The Watery Part of the World - Michael Parker [55]
One night she woke from sleep in a panic. A presence in the room. She felt it before she heard breathing. A dream in which she understood she was dreaming but could not manage to force herself awake. Her head on the pillow as heavy as an anvil. Her mangled appendages useless by her side. Daniels had come for her. He’d already dispensed with Whaley, all stealth and silent steel, a knife across the throat as Whaley slumbered in the front room, beneath that portrait Daniels had come to retrieve. She tried to form some words, not of supplication but an offering, Take me now, take the portrait too, though whatever propensities you have allowed it are patently false, it has no power and it never spoke to me, it was all a misguided act to fool you into thinking I was worth saving, it is only paint and a battered frame, technically amateurish and not even a very good likeness.
Then Whaley said, “I need you to wake up.”
The bones in her neck creaked as she raised her head from the tick. In a bluish light from the moon she saw him leaning against the wall, a blanket wrapped around his shoulders.
“I have something to tell you now,” he said.
She swallowed and nodded, her relief that he was alive mixed now with trepidation, for whatever he had to tell her was middle-of-the-night weighty.
“I’ve not been honest,” he said.
She waited. Her own breathing, shallow and ragged, drowned out his, though, anxious as she was, she knew there wasn’t anything he could tell her about himself that would make her not care for him. Had he been hired by Jefferson to assassinate her father she would have come in time to his side of it. Yet the fact that there was something to make him cower, render him so dejected, bothered her, for it meant he wasn’t perhaps as inviolable as she’d thought him.
“Ten, eleven years ago, I was in the West Indies with a crew out of Hull. We were ambushing supply ships running to the islands, Spanish galleons mostly. Daniels was down there too. He claimed to be the grandson of Teach. Blackbeard, they also call him. The math is off by a good half century, but when you get to know the man, you believe that part of his story more, for if Teach was as black of heart as he was of beard, Lord God the blackness at the core of Daniels.

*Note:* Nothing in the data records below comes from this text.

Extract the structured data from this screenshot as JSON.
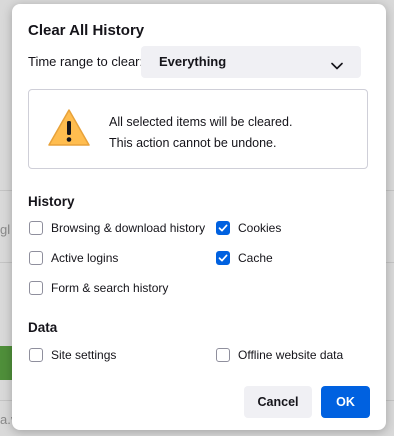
{
  "background": {
    "fragment_1": "gl",
    "fragment_2": "a.v"
  },
  "dialog": {
    "title": "Clear All History",
    "time_range": {
      "label": "Time range to clear:",
      "selected": "Everything",
      "icon": "chevron-down-icon"
    },
    "warning": {
      "icon": "warning-icon",
      "line1": "All selected items will be cleared.",
      "line2": "This action cannot be undone."
    },
    "history": {
      "heading": "History",
      "items": [
        {
          "label": "Browsing & download history",
          "checked": false
        },
        {
          "label": "Cookies",
          "checked": true
        },
        {
          "label": "Active logins",
          "checked": false
        },
        {
          "label": "Cache",
          "checked": true
        },
        {
          "label": "Form & search history",
          "checked": false
        }
      ]
    },
    "data": {
      "heading": "Data",
      "items": [
        {
          "label": "Site settings",
          "checked": false
        },
        {
          "label": "Offline website data",
          "checked": false
        }
      ]
    },
    "buttons": {
      "cancel": "Cancel",
      "ok": "OK"
    },
    "colors": {
      "accent": "#0061e0",
      "warning": "#ffbd4f"
    }
  }
}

“We’d put in at a place named Cortez’s Cay. Laying out for a fleet of French ships headed for Martinique. I was second mate by title, but the captain, my mother’s brother Clarence, was a day and night fall-down drunkard, so it was me mostly captaining that ship. We’d dropped anchor in a cove and set up camp awaiting the fleet to arrive. Second night on the island one of the crew caught something trying to steal our food. They brought him into the tent I shared with my uncle and the equally besotted first mate. He won’t nothing but sunburnt leather and bone. Wild-haired, blackbearded like his so-called granddaddy. Uncle Clarence tried to get him talking, but he just spat and swore until Clarence ordered his skinny arse hung and his dirty black throat cut.”
“What was he doing on that island?”
“Daniels isn’t one to explain a lot about his past.”
“You two have that in common then.”
What annoyed her most was not what he had left out—she hadn’t exactly told him everything about herself either—but what he had led her to believe: that he too was touched, if not by God then by Daniels, God of these banks.
“We have more in common than I care to admit.”
She could feel the heat of his shame, how bright it still burned.